Os dados, coletados de um grande estudo populacional britânico, incluíram informações de 501.379 pessoas. Ao entrarem na pesquisa, entre 2006 e 2010, elas foram questionadas sobre a frequência da adição do sal à comida já temperada: nunca/raramente, às vezes ou sempre. Para determinar a influência específica do nutriente no risco de morte precoce, os pesquisadores ajustaram a análise, levando em conta fatores como idade, sexo, índice de massa corporal, tabagismo, ingestão de álcool, nível de atividade física, hábitos dietéticos e comorbidades, como diabetes, câncer e doenças cardiovasculares. Os voluntários foram acompanhados, em média, por nove anos.
Além de descobrir que adicionar sal aos alimentos estava associado a um risco maior de morte prematura por todas as causas e a uma redução na expectativa de vida (1,5 ano para homens e 2,28 anos para mulheres), os pesquisadores concluíram que ele tendia a ser ligeiramente reduzido em pessoas que consumiam as maiores quantidades de frutas e vegetais. "Não ficamos surpresos com essa descoberta, pois frutas e vegetais são as principais fontes de potássio, que tem efeitos protetores e está associado a um menor risco de morte prematura", diz Qi.
De acordo com o pesquisador, avaliar a ingestão geral de sódio é muito difícil, pois muitos alimentos, principalmente os pré-preparados e processados, têm altos níveis do elemento adicionados antes de chegarem à mesa.

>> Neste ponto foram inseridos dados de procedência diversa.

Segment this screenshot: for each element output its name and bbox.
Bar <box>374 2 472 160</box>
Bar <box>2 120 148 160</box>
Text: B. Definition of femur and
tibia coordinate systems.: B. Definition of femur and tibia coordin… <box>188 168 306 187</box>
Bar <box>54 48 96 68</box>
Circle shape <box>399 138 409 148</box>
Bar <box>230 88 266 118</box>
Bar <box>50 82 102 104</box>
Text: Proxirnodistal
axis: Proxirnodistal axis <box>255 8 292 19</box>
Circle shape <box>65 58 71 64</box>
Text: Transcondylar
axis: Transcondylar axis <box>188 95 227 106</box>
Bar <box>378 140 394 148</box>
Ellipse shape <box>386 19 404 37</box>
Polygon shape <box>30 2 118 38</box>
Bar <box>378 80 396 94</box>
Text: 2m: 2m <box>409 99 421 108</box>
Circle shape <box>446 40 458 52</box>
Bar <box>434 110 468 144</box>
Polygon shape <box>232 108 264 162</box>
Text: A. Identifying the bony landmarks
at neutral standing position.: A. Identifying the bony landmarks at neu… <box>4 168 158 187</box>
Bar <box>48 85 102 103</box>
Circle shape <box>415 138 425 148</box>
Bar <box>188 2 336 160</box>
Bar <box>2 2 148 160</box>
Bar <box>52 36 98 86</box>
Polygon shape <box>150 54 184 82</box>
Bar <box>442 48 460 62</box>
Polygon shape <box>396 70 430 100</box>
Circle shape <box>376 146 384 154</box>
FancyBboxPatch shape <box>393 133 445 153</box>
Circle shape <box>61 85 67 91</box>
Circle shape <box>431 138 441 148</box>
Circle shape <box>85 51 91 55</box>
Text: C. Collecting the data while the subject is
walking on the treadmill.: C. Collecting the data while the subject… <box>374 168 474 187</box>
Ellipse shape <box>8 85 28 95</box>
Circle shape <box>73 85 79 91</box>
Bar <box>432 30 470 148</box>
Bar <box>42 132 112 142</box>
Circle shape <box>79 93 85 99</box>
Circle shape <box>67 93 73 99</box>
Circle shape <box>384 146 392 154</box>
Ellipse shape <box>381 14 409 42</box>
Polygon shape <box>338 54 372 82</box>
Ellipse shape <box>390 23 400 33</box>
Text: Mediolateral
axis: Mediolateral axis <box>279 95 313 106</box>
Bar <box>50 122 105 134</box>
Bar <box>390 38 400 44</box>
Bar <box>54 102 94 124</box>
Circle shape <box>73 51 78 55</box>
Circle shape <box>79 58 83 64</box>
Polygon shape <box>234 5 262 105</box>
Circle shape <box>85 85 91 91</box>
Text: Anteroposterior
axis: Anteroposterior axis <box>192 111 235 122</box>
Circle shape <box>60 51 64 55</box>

Os estudos que investigam a ingestão de sal por meio de exames de urina geralmente consideram apenas uma amostra e, de acordo com Qi, "não refletem necessariamente o comportamento usual".
Por isso, os cientistas optaram por verificar se as pessoas adicionavam ou não sal aos alimentos, independentemente de o tempero ter sido colocado durante o cozimento. "Na dieta ocidental, a adição de sal à mesa representa de 6% a 20% da ingestão total de sódio e fornece uma maneira única de avaliar a associação entre a ingestão habitual deste elemento e o risco de morte. Mas, como nosso estudo é o primeiro a relatar uma relação entre a adição de sal aos alimentos e a mortalidade, são necessárias mais análises para validar as descobertas antes de fazer recomendações", reconhece.
O estudo é observacional, ou seja, não faz uma relação entre causa e efeito. Contudo, diversas pesquisas encontraram a associação entre excesso de sal e riscos de danos à saúde. Uma delas, publicada na revista Archives of Internal Medicine, descobriu que pessoas em dietas ricas em sódio e com baixo teor de potássio têm uma probabilidade 20% maior de morrer por qualquer causa. Além disso, aquelas com a proporção mais alta de sódio para potássio na alimentação apresentam o dobro de risco de morrer por ataque cardíaco. "O sódio e o potássio estão intimamente próximos, mas têm efeitos contrários no organismo", esclarece o autor correspondente do estudo, Quanhe Yang, da divisão de prevenção de derrame e doença cardiológica dos Centros de Controle e Prevenção de Doenças dos Estados Unidos. "Ambos são nutrientes essenciais, que podem desempenhar papéis centrais na manutenção do balanço fisiológico e ambos já foram associados ao risco de doenças crônicas. O excesso de consumo de sal aumenta a pressão arterial, que pode levar a doenças cardiovasculares, enquanto o alto consumo de potássio pode ajudar a relaxar os vasos sanguíneos e a excretar o sódio, baixando a pressão."
Segundo Lu Qi, além da relação com doenças cardiovasculares, devido ao aumento da pressão arterial, o excesso de sódio já foi associado a outras alterações que podem levar ao desenvolvimento de enfermidades diversas. "Há muitos estudos sugerindo a relação entre o sal e a inflamação crônica e outros padrões que podem afetar o risco de câncer, como a promoção da proliferação de células", diz. Agora, ele pretende aprofundar as análises sobre a associação entre o ingrediente e vários males crônicos, como diabetes. Também está no foco do cientista um teste clínico para verificar se a redução do nutriente pode melhorar diversos aspectos da saúde.